La géolocalisation n'est pas mieux lotie, avec 52% des mobinautes prêts à utiliser leur mobile pour vérifier la disponibilité en magasin, pour seulement 29% des enseignes capables de fournir ce service. Pour Jamus Driscoll, vice-président marketing de Demandware, «les consommateurs d'aujourd'hui demandent une interaction unifiée avec les marques via tous les points de contact. Les enseignes ne répondant pas concrètement aux attentes grandissantes des consommateurs éprouveront des difficultés à rester compétitives et à prospérer sur le marché en pleine évolution de l'e-commerce.»

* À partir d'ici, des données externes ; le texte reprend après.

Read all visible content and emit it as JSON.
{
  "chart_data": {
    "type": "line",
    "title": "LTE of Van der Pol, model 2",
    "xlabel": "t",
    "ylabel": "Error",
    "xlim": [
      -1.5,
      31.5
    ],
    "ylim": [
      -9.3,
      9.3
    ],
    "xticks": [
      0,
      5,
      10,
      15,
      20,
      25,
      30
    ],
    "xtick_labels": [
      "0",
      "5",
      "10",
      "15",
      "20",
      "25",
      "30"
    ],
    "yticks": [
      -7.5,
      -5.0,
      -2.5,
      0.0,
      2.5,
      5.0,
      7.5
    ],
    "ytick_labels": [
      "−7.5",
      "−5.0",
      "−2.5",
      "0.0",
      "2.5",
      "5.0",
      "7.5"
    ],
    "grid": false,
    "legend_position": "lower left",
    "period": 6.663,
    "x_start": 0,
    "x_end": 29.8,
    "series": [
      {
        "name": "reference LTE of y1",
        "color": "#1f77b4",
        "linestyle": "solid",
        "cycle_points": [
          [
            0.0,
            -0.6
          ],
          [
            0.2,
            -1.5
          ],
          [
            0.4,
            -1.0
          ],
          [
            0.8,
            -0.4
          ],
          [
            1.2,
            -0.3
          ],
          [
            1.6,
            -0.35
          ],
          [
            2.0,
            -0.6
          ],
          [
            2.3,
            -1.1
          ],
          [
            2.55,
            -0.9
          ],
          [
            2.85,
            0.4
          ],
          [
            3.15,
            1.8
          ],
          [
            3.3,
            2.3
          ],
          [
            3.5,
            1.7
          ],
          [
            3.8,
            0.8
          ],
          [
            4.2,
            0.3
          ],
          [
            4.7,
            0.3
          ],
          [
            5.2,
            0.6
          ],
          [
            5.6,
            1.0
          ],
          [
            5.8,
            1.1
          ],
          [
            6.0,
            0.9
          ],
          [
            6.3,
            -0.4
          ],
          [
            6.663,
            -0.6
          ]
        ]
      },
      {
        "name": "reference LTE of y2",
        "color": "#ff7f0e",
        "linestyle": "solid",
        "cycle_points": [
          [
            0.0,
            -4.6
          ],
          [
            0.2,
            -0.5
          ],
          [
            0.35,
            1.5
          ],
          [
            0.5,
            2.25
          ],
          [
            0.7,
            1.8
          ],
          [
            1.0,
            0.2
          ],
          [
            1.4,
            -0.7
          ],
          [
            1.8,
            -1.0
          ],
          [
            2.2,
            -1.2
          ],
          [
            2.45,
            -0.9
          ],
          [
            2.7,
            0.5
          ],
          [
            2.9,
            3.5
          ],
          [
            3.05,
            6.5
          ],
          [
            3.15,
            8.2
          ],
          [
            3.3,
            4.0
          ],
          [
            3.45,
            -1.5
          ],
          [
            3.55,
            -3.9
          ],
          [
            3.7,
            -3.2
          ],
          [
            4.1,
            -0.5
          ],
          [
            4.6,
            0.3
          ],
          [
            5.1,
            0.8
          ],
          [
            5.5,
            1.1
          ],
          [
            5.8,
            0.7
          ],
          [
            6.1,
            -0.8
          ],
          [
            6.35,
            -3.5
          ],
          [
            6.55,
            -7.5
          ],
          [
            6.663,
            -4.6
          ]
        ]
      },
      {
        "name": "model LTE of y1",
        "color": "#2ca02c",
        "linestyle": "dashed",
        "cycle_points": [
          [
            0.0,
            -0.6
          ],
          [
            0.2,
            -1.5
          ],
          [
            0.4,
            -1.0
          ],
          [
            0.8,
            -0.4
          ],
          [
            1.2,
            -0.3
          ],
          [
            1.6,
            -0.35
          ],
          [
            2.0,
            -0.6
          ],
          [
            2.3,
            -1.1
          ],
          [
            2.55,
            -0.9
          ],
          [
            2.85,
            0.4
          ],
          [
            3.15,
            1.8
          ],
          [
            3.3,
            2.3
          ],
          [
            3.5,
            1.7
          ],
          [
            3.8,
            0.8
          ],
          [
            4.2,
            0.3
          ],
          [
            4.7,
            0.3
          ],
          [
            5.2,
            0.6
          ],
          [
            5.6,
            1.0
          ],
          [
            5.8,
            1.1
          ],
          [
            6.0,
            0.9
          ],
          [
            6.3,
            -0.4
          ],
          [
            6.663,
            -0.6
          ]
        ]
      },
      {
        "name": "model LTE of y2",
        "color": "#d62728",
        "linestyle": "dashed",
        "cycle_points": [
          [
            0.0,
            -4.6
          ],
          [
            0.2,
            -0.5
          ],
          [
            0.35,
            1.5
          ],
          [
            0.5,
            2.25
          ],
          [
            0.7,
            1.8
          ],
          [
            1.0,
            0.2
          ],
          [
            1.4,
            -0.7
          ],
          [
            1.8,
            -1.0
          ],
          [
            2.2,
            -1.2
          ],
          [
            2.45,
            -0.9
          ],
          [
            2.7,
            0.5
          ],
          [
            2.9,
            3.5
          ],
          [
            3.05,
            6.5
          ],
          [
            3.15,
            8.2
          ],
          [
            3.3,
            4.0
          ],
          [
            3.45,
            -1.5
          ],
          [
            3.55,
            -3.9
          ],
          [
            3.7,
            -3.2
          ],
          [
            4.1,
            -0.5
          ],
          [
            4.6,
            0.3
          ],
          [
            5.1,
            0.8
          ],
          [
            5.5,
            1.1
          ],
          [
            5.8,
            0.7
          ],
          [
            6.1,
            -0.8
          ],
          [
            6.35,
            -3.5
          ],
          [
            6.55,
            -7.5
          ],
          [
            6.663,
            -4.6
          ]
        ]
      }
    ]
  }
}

Colin Byrne, PDG de Weber Shandwick monde, fait le même constat: «Les smartphones deviennent le premier et unique portail d'interaction avec les marques. Malgré cela, le niveau d'intérêt et de budget attribué au mobile par les directions marketing est en contradiction avec son rôle éminent de catalyseur.» Une salve d'avertissements que les entreprises «mobile unfriendly» feraient bien de prendre en compte, sous peine de se voir littéralement déconnectées de leur cible.

 

 

Méthodologie

L'étude de Weber Shandwick a été menée en ligne par KRC Research, du 31 mars au 14 avril auprès de 2 000 possesseurs de smartphones âgés de 18 ans et plus dans cinq pays: Allemagne, France, Espagne, Italie et Royaume-Uni. L'enquête Demandware a été réalisée en ligne par Forrester en février auprès de 454 consommateurs et 192 enseignes multicanal dans quatre pays (Allemagne, États-Unis, France et Royaume-Uni). Google a commandé une étude mondiale à Ipsos et TNS Infratest sur les usages mobiles des consommateurs et leurs implications pour les entreprises et les marques. Ipsos a recueilli les témoignages de milliers d'utilisateurs de smartphones de 30 pays (dont 2 000 pour la France). TNS a interrogé plus de 1 000 annonceurs (directeurs et décideurs marketing) dans cinq pays (Allemagne, États-Unis, France, avec 200 répondants, Japon et Royaume-Uni).